Modding/tweaking my system


Hi all

I thought I would start this thread almost like a diary.

After living with my system for 12 years, purchased 2nd hand, i find myself wanting to see if i can improve on the sound.

I tried modding a Marantz cd67 player years ago with some success then went too far and wrecked it.

The system is 

Rotel RCD02 cd

Cambridge Audio Dacmagic

RC03pre amp

2 RB03 power amps running as mono blocks

PBC FB1

The first thing I wanted to do was tame the overly bright high end by modding the PMCs to + after years of searching I finally found the crossover layout bought the parts and set about the mods.

1st impressions are the highs are tamed however I have 1 speaker that "sounds" louder than the other, more on that later.

I bought the Dacmagic el-cheapo without the box or instructions. I recently downloaded the instructions and realised the Spdif requires the use of a 75ohm digital cable, I've been using a standard RCA all these years.

The room, HiFi and speaker placement are far from optimal but it is was it is and cannot be changed.

I noted I can feel the CD chassis vibrating with music at reasonable levels so that needs a change.

The overall voicing of the system I would describe as slightly forward with a muddy mid range.

It's the highs and mids I'm looking to resolve.

 

notdeadyet

Thanks for the replies guys

The room/life simply won't allow any other positioning.

What you can't see is most of the right side opens into the kitchen over a breakfast bar!

Yes I have to deal with the fridge dishwasher etc.

I've shifted the speakers wider in an attempt to get a wider ss, they've gone backwards and forwards many times over the years. Presently I'm trying the tight right tight back layout seen.

I simply cannot decide the best fit, close as they are seems to allow less toe in helping to open the sound.

Think i may remove the spikes and have a long positioning session, long overdue.

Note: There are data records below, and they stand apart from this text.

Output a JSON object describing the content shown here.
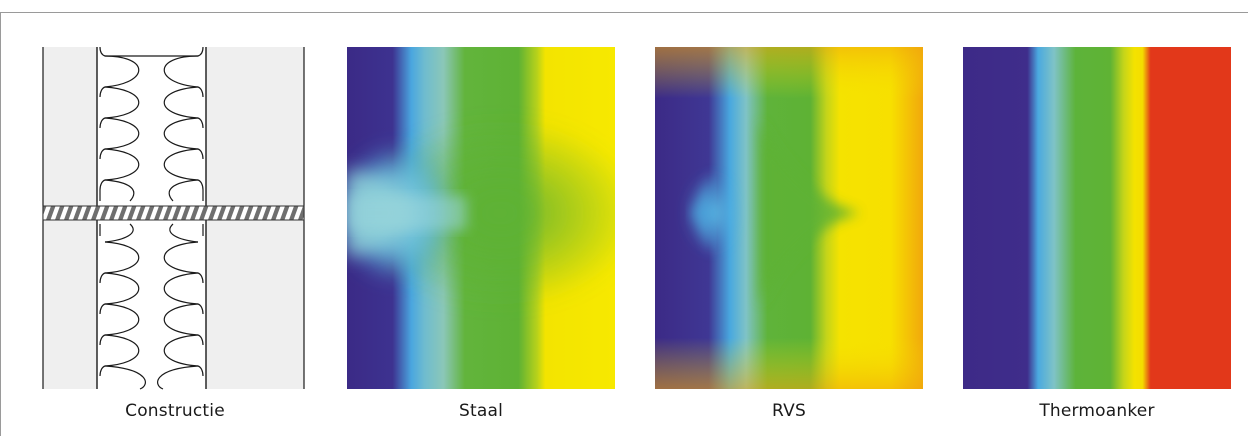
{
  "panels": [
    {
      "id": "constructie",
      "label": "Constructie"
    },
    {
      "id": "staal",
      "label": "Staal"
    },
    {
      "id": "rvs",
      "label": "RVS"
    },
    {
      "id": "thermoanker",
      "label": "Thermoanker"
    }
  ],
  "colors": {
    "wall": "#efefef",
    "insulation": "#ffffff",
    "line": "#1a1a1a",
    "anchor_hatch": "#777777",
    "border": "#999999",
    "thermal_scale": [
      "#3f2a87",
      "#4aa9e0",
      "#8ec7c8",
      "#5fb336",
      "#f6e300",
      "#f4a20a",
      "#e2381a"
    ]
  }
}
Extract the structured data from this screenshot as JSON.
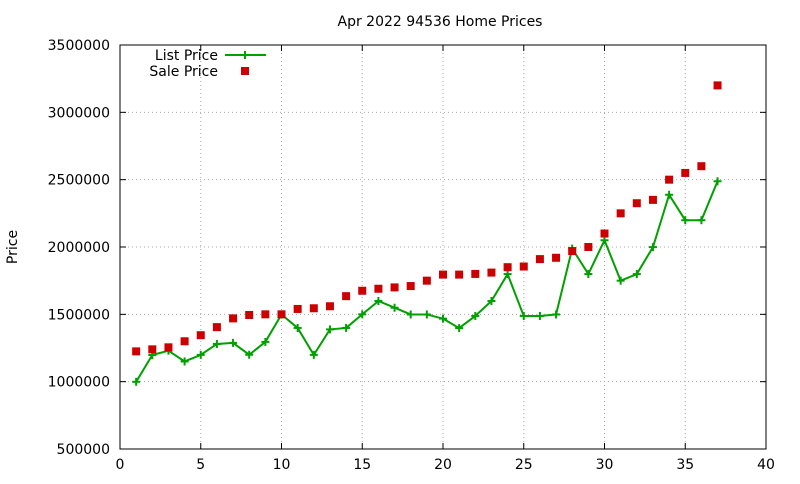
{
  "chart_data": {
    "type": "line",
    "title": "Apr 2022 94536 Home Prices",
    "xlabel": "",
    "ylabel": "Price",
    "xlim": [
      0,
      40
    ],
    "ylim": [
      500000,
      3500000
    ],
    "xticks": [
      0,
      5,
      10,
      15,
      20,
      25,
      30,
      35,
      40
    ],
    "yticks": [
      500000,
      1000000,
      1500000,
      2000000,
      2500000,
      3000000,
      3500000
    ],
    "grid": true,
    "legend": "top-left",
    "series": [
      {
        "name": "List Price",
        "style": "line-plus",
        "color": "#00a000",
        "x": [
          1,
          2,
          3,
          4,
          5,
          6,
          7,
          8,
          9,
          10,
          11,
          12,
          13,
          14,
          15,
          16,
          17,
          18,
          19,
          20,
          21,
          22,
          23,
          24,
          25,
          26,
          27,
          28,
          29,
          30,
          31,
          32,
          33,
          34,
          35,
          36,
          37
        ],
        "values": [
          999000,
          1198000,
          1230000,
          1150000,
          1199000,
          1280000,
          1288000,
          1200000,
          1295000,
          1499000,
          1399000,
          1199000,
          1388000,
          1399000,
          1500000,
          1599000,
          1549000,
          1499000,
          1499000,
          1468000,
          1398000,
          1488000,
          1599000,
          1799000,
          1488000,
          1488000,
          1499000,
          1988000,
          1799000,
          2050000,
          1750000,
          1799000,
          1999000,
          2388000,
          2199000,
          2199000,
          2488000
        ]
      },
      {
        "name": "Sale Price",
        "style": "square",
        "color": "#cc0000",
        "x": [
          1,
          2,
          3,
          4,
          5,
          6,
          7,
          8,
          9,
          10,
          11,
          12,
          13,
          14,
          15,
          16,
          17,
          18,
          19,
          20,
          21,
          22,
          23,
          24,
          25,
          26,
          27,
          28,
          29,
          30,
          31,
          32,
          33,
          34,
          35,
          36,
          37
        ],
        "values": [
          1225000,
          1240000,
          1255000,
          1300000,
          1345000,
          1405000,
          1470000,
          1495000,
          1500000,
          1500000,
          1540000,
          1545000,
          1560000,
          1635000,
          1675000,
          1690000,
          1700000,
          1710000,
          1750000,
          1795000,
          1795000,
          1800000,
          1810000,
          1850000,
          1855000,
          1910000,
          1920000,
          1970000,
          2000000,
          2100000,
          2250000,
          2325000,
          2350000,
          2500000,
          2550000,
          2600000,
          3200000
        ]
      }
    ]
  }
}
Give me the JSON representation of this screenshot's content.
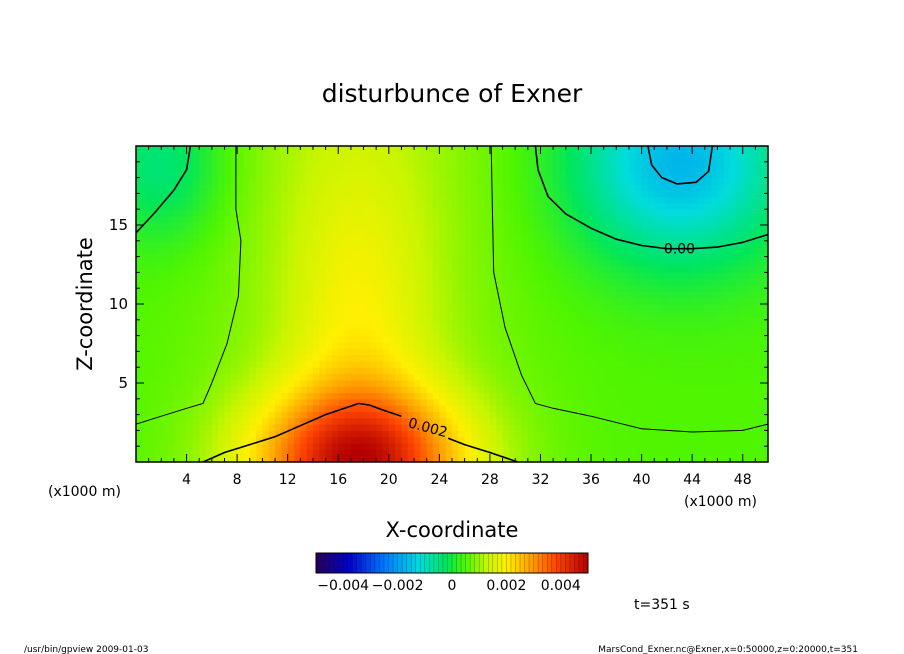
{
  "chart_data": {
    "type": "heatmap",
    "title": "disturbunce of Exner",
    "xlabel": "X-coordinate",
    "ylabel": "Z-coordinate",
    "x_unit": "(x1000 m)",
    "y_unit": "(x1000 m)",
    "xlim": [
      0,
      50
    ],
    "ylim": [
      0,
      20
    ],
    "x_ticks": [
      4,
      8,
      12,
      16,
      20,
      24,
      28,
      32,
      36,
      40,
      44,
      48
    ],
    "y_ticks": [
      5,
      10,
      15
    ],
    "colorbar": {
      "range": [
        -0.005,
        0.005
      ],
      "ticks": [
        {
          "value": -0.004,
          "label": "−0.004"
        },
        {
          "value": -0.002,
          "label": "−0.002"
        },
        {
          "value": 0,
          "label": "0"
        },
        {
          "value": 0.002,
          "label": "0.002"
        },
        {
          "value": 0.004,
          "label": "0.004"
        }
      ]
    },
    "contours": [
      {
        "level": 0.0,
        "label": "0.00",
        "label_at": [
          43,
          13.5
        ],
        "label_rotation": 0,
        "lines": [
          [
            [
              0,
              14.5
            ],
            [
              1.5,
              15.8
            ],
            [
              3,
              17.2
            ],
            [
              4,
              18.5
            ],
            [
              4.3,
              20
            ]
          ],
          [
            [
              31.6,
              20
            ],
            [
              31.8,
              18.5
            ],
            [
              32.6,
              16.8
            ],
            [
              34,
              15.7
            ],
            [
              36,
              14.8
            ],
            [
              38,
              14.1
            ],
            [
              40,
              13.7
            ],
            [
              42,
              13.5
            ],
            [
              44,
              13.5
            ],
            [
              46,
              13.6
            ],
            [
              48,
              13.9
            ],
            [
              50,
              14.4
            ]
          ],
          [
            [
              40.5,
              20
            ],
            [
              40.8,
              18.8
            ],
            [
              41.6,
              18.0
            ],
            [
              42.8,
              17.6
            ],
            [
              44.3,
              17.7
            ],
            [
              45.3,
              18.4
            ],
            [
              45.6,
              20
            ]
          ]
        ]
      },
      {
        "level": 0.001,
        "label": "",
        "lines": [
          [
            [
              0,
              2.4
            ],
            [
              2,
              2.9
            ],
            [
              4,
              3.4
            ],
            [
              5.3,
              3.7
            ],
            [
              6,
              5.0
            ],
            [
              7.2,
              7.5
            ],
            [
              8.1,
              10.5
            ],
            [
              8.3,
              14
            ],
            [
              7.9,
              16
            ],
            [
              7.9,
              20
            ]
          ],
          [
            [
              28.1,
              20
            ],
            [
              28.2,
              16
            ],
            [
              28.3,
              12
            ],
            [
              29.2,
              8.5
            ],
            [
              30.5,
              5.5
            ],
            [
              31.6,
              3.7
            ],
            [
              33,
              3.4
            ],
            [
              36,
              2.9
            ],
            [
              40,
              2.1
            ],
            [
              44,
              1.9
            ],
            [
              48,
              2.0
            ],
            [
              50,
              2.4
            ]
          ]
        ]
      },
      {
        "level": 0.002,
        "label": "0.002",
        "label_at": [
          23.1,
          2.2
        ],
        "label_rotation": 15,
        "lines": [
          [
            [
              5.3,
              0
            ],
            [
              7,
              0.6
            ],
            [
              9,
              1.1
            ],
            [
              11,
              1.6
            ],
            [
              13,
              2.3
            ],
            [
              15,
              3.0
            ],
            [
              16.5,
              3.4
            ],
            [
              17.6,
              3.7
            ],
            [
              18.5,
              3.6
            ],
            [
              19.5,
              3.3
            ],
            [
              21,
              2.9
            ]
          ],
          [
            [
              24.7,
              1.5
            ],
            [
              26,
              1.1
            ],
            [
              28,
              0.6
            ],
            [
              30.2,
              0
            ]
          ]
        ]
      }
    ],
    "field_peaks": [
      {
        "x": 17.6,
        "y": 0.0,
        "value": 0.0035,
        "sx": 6.0,
        "sy": 3.2
      },
      {
        "x": 17.6,
        "y": 8.0,
        "value": 0.0009,
        "sx": 4.0,
        "sy": 8.0
      },
      {
        "x": 17.6,
        "y": 20.0,
        "value": 0.0006,
        "sx": 8.0,
        "sy": 30.0
      },
      {
        "x": 2.0,
        "y": 19.0,
        "value": -0.001,
        "sx": 3.5,
        "sy": 3.5
      },
      {
        "x": 43.0,
        "y": 19.0,
        "value": -0.0022,
        "sx": 6.0,
        "sy": 4.5
      }
    ],
    "field_base": 0.0005
  },
  "annotations": {
    "time": "t=351 s",
    "footer_left": "/usr/bin/gpview   2009-01-03",
    "footer_right": "MarsCond_Exner.nc@Exner,x=0:50000,z=0:20000,t=351"
  }
}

i sit far end of the room behind are patio doors. I have heavy curtains to cut rear reflected sound.

I'm considering an DIY rack with closed off sides and back for transport, dac and pre open back for amps.

The next stage I've been considering is a re-clock, op-amps and some recapping.I want to see how far I can get before open heart surgery.

@millercarbon I'll have a peek at the products mentioned ty

Once everyone has gone to bed I'll play with the sorb balls lol

 

@millercarbon ty ty ty

Your comment on toe in reminded me of an article where a guy auditioned the FB1s removing a much larger set of PMCs.

The PMC engineer when positioning them had them closer together but with much more toe in than the reference set up.

I've just shifted a bit away from the wall then toed in more than usual and just wow.

Playing my reference back end of the wall I couldn't stop grinning

Things have snapped into position, details never heard before (unless I'm imagining it) bass tighter but remains the same weight. The crashy symbols have shifted backwards allowing more delicate percussion to come to the fore.

Yes its still bright but as you referred to its what I've got.

Rotel kit Fb1s both known as a bright presentation

Now its time to play with those balls

Nobsound springs will allow you to play with loading to tweak the top end down a bit. This will warm up the bass at the same time. Mass loading, adding mass to some of the lighter components like a DAC, is another way of improving bottom end while smoothing out the top. This is all trial and error so can take a fair bit of time and usually no one thing is a silver bullet, but it does add up and you can wind up with a lot better sound in the end.

Thanks millercarbon

The tape you suggested is a bit eye watering! 

Trial and error is the last thing I need, £££s

The Nobsound alone for all components would be £150!

I can re-clock, swap out op-amps and recap for about that price

Do you believe you can over-damp and end up dulling the sound?

Installed the sorbothane hemispheres but had to wind down the volume as even when low the bass can be heard in every room. Can't say if there was a difference other than the a more forward presentation and the bass dropped but that's likely down to the volume at a whisper.

I'll play around with adding toe-in and the bally-bits tomorrow if I find the time.

 

 

 

All good advice thus far. You're going to learn a lot about different damping properties with some of these experiments. Far too many materials over damp, using damping is not the way to tame brightness, Brightness is symptom of something wrong upstream, usually inherent to components and/or parts within components. Need to fix this prior to damping experiments.

 

You're ideas about modding cd player are more on right track. Re-clocking may be problematic, likely present clock circuit won't support clock upgrade. Op amp upgrade may be beneficial, research your op amps, make sure its compatible op amp. Coupling caps good place to start. Discrete voltage regulators can be another nice upgrade. Keep in mind if you're novice, may damage cd player beyond repair if you make mistakes.

 

Not sure you're in position for upgrades in equipment, but that would be of greater benefit than mods. However, if you're intent on mods and learning what they can offer, you're on right track.